Ana Sayfa Yüksel Baysal - Gazete Yazıları Hiçbir şeyden çekmedi, dilinden çektiği kadar!

Hiçbir şeyden çekmedi, dilinden çektiği kadar!

30 yıldır siyaseti izliyorum, yapılmaması gereken en önemli şey nedir diye sorulsa, şu yanıtı verirdim:

“Bir siyaset adamı ne söyleyeceğinden çok ne söylemeyeceğine çok iyi bilmeli…”

Bu konuda iki somut örneği aktarmak isterim.

Bursa eski milletvekillerinden, eski İçişleri Bakanı Mehmet Gazioğlu, DYP/SHP hükümetleri döneminde önemli görevler üstlendi.

Sivas olayları sırasında polisin aktardığı yalan/yanlış bilgiyle demeç verdiği için çok zor duruma düştü.

37 can orada gericiler tarafından yakılmışken, Sivas olaylarında tek suçlu olarak Aziz Nesin’i gösterince, kamuoyunda zor duruma düştü ve İçişler Bakanlığı görevinden alındı.

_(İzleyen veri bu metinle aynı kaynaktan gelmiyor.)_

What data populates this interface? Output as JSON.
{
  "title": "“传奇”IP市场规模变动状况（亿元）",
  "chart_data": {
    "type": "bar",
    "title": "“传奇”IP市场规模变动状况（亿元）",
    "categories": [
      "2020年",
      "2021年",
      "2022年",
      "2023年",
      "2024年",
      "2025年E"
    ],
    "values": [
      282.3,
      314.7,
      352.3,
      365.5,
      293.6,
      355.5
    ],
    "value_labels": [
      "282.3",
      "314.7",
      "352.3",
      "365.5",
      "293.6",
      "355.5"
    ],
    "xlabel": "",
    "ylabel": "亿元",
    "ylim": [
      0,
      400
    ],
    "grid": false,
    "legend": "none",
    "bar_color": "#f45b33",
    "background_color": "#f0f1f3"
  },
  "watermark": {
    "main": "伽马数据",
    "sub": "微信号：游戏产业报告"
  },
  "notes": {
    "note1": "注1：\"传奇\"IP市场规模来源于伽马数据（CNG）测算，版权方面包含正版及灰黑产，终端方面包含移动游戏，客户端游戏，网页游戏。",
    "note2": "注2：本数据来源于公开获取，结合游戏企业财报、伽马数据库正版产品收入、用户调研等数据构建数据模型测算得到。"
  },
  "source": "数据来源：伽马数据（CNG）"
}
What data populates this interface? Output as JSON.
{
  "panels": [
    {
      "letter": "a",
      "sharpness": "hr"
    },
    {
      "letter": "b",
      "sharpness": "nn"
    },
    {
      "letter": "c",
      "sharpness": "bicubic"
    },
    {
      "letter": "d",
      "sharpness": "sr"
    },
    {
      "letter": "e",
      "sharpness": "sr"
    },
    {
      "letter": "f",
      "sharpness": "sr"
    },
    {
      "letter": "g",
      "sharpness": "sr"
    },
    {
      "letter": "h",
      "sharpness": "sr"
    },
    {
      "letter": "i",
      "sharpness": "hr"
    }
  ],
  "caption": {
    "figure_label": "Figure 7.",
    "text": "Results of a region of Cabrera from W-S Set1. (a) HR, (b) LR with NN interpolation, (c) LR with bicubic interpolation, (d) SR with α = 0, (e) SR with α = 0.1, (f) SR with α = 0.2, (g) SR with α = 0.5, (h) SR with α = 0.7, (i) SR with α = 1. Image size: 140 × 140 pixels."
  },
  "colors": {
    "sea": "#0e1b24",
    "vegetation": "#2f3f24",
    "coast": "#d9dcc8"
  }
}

Ardından PKK’nın yaptığı kalleş bir eylem sonrasında bu örgüte “Pezevenkler” deyince İçişleri Bakanlığı görevinden sonra kaydırıldığı Devlet Bakanlığı görevinden de alındı.

XXXXXXX

Benzeri olmasa da, sorunlu bir durum yaşayan siyasetçilerden biri CHP Milletvekili Sena Kaleli oldu.

CHP’nin görevinin sadece Atatürk’ün bekçiliği olmadığını vurgulamak için sarf ettiği bir cümle, peşini bir türlü bırakmıyor.

Önceki gün sol düşüncenin etkili organlarından Odatv’de eski bakanlardan Suat Çağlayan, Sena Kaleli’ye çakan bir yazı kaleme aldı.

“Kamil Koç’un kemikleri sızlıyordur” başlığıyla verilen yazıya baktım, yeni bir unsur var mı diye?

Sena Kaleli, daha önceki konuşmasıyla ilgili olarak “Sözlerimin arkasındayım” demiş, Suat Çağlayan da eski defteri bir kez daha açmış!

Yazının başı genel bir giriş, son bölümünde şunları yazmış Prof. Dr. Suat Çağlayan:

“KAMİL KOÇ’UN KEMİKLERİ SIZLIYORDUR

Aslında insanın içini acıtan başka bir nokta daha var: Kendini, Atatürk’ün ilkelerini korumak zorunda hissetmeyen Sena Kaleli hanım, Cumhuriyetin ilk yıllarında iş yaşamına başlamış ve Atatürk sayesinde önemli bir işadamı olmuş Kamil Koç’un torunu imiş!

Eminim, torununun Atatürk için söyledikleri nedeniyle rahmetli Kamil Koç’un kemikleri sızlıyordur…

2014’ün sonunda, ülkemiz adına böylesine yürek yakan olaylardan söz etmek elbette üzüntü verici…

Ama bu gidişle 2023’e her yaklaştığımız yılın sonunda daha da acı şeyler yazacağız…

Ne olur, bu bir karabasan olsun ve biri bizi uyandırsın!”

XXXXXX

Hani Orhan Veli’nin ünlü şiiri var ya, “Hiçbir şeyden çekmedi, nasırından çektiği kadar!” diyor Süleyman Efendi için…

Sena Kaleli de hiç bir şeyden çekmedi, “Dilinden çektiği kadar!”